Sawdust and shavings. These are cheap or free at sawmills and woodshops. They make good path coverings, but they aren’t ideal mulches, because they tend to pack down into a dense, water-resistant surface. Sawdust can also blow around.

Hulls and shells.

Ground coconut hulls, cocoa hulls, and nut shells can be picked up at food-processing plants and are sometimes sold at garden centers. They’re all attractive, long-lasting mulches. Price varies from free to quite expensive, depending on where you get them.

Tree leaves.

A few big trees may supply all the mulch you need, year after year. You can just rake the leaves onto a bed in fall, but it’s better to chop them up with the lawn mower, pile them in compost bins for the winter, and spread them where needed in late spring. Pine needles like-wise make good mulch, especially for rhododendrons, azaleas, and other acid-loving shrubs. You can spread pine needles in fall, because they cling together and don’t blow around.
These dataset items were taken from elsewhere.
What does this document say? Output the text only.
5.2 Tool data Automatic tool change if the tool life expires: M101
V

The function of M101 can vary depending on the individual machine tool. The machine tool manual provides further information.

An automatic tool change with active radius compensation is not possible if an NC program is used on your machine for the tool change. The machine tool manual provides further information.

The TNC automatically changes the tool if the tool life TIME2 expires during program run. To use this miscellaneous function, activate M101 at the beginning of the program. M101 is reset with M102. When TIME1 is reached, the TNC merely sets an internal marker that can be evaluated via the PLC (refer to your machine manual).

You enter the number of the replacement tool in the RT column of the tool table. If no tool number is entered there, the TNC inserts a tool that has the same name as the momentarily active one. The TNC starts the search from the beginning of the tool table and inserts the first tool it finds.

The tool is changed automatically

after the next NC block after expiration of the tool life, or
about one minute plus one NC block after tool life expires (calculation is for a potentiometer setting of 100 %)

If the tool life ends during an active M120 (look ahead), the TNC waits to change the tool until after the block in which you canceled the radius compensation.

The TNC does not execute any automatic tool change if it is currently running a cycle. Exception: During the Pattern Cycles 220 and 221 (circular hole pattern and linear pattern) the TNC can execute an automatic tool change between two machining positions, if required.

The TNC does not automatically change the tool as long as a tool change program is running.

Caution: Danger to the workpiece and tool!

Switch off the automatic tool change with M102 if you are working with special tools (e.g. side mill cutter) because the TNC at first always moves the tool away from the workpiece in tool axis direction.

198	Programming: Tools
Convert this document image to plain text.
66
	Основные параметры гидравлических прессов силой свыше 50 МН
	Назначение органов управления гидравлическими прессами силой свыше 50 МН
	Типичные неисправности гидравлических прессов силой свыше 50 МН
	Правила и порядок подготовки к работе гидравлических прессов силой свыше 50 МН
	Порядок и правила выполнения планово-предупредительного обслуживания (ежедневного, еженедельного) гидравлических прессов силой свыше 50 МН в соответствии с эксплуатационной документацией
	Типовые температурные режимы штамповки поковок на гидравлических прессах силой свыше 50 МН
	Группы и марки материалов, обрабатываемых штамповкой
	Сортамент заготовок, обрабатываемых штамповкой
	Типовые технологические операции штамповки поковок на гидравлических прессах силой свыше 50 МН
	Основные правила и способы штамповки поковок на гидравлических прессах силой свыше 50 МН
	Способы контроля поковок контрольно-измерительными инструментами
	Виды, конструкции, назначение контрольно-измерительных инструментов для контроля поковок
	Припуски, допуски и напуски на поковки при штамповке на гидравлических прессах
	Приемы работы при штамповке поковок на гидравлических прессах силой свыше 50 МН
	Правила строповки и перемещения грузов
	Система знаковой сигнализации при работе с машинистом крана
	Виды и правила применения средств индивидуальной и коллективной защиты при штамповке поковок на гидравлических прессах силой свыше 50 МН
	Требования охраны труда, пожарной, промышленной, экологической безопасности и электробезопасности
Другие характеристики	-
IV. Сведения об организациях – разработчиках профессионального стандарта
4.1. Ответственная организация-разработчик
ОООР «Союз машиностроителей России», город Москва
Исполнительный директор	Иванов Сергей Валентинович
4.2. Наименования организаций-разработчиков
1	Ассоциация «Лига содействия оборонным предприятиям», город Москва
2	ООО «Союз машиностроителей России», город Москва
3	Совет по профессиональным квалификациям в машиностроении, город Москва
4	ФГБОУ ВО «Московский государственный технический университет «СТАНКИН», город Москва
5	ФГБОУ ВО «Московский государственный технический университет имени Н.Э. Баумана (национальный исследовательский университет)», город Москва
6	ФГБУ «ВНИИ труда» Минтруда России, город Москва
Tree-Leaves_mulch-material
Tree Leaves

Grass clippings.

A 1- to 2- in layer of dried grass clippings makes an acceptable mulch that decomposes within a single growing season. Don’t pile clippings too thick, though. If you do, the top surface dries and packs into a water-resistant crust, and the bottom layer turns into nasty slime.

Hay and straw.

Farmers sell hay that’s unsuitable for fodder as “mulch” hay. Hay is cheap but likely to include weed seeds. Straw- the stems of grain crops such as wheat-is usually seed-free but more expensive. Both hay and straw are more suitable for mulching vegetable gardens than landscape plantings because they decompose quickly and must be renewed each year. They also tend to attract rodents.

Gravel.

A mulch of pea gravel or crushed rock, spread 1 to 2 in. thick, helps keep the soil cool and moist, and many plants grow very well with a gravel mulch. However, compared with organic materials such as bark or leaves, it’s much more tiring to apply a gravel mulch in the first place; it’s harder to remove leaves and litter than accumulate on the gravel or weeds that sprout up through it; it’s annoying to dig through the gravel if you want to replace or add plants later; and it’s tedious to remove the gravel itself, should you ever change your mind about having it there. Gravel mulches also reflect heat and can make a yard hotter than normal.

Landscape Fabrics.

Various types of synthetic fabrics, usually sold in rolls 3 to 4 ft. wide and 20, 50, or 100 ft. long, can be spread over the ground as a weed barrier. Unlike plastic, these fabrics allow water and air to penetrate into the soil. A topping of gravel, bark chips, or other mulch can anchor the fabric and hide it from view. If you’re planting small plants, you can spread the fabric and insert the plants through x-shaped slits cut in the fabric where needed. You can plant larger plants first, then cut and snug the fabric around them. Drip irrigation is best laid on top of the fabric, to make it easier to see clogs and leaks. It’s also useful to lay fabric under paths, although it can be difficult to secure the fabric neatly and invisibly along the edges of adjacent planting beds. Removing fabric- if you change your mind-is a messy job. However, there are newer biodegradable fabrics that break down after a few years.

Clear or black plastic.

Don’t even think about using any kind of plastic sheeting as a landscape mulch. The soil underneath a sheet of plastic gets bone-dry, while water accumulates on top. Any loose mulch you spread on plastic won’t stay in an even layer. No matter how you try to secure them, the edges of plastic sheeting always pull loose, appear at the surface, degrade in the sun, and shred into tatters.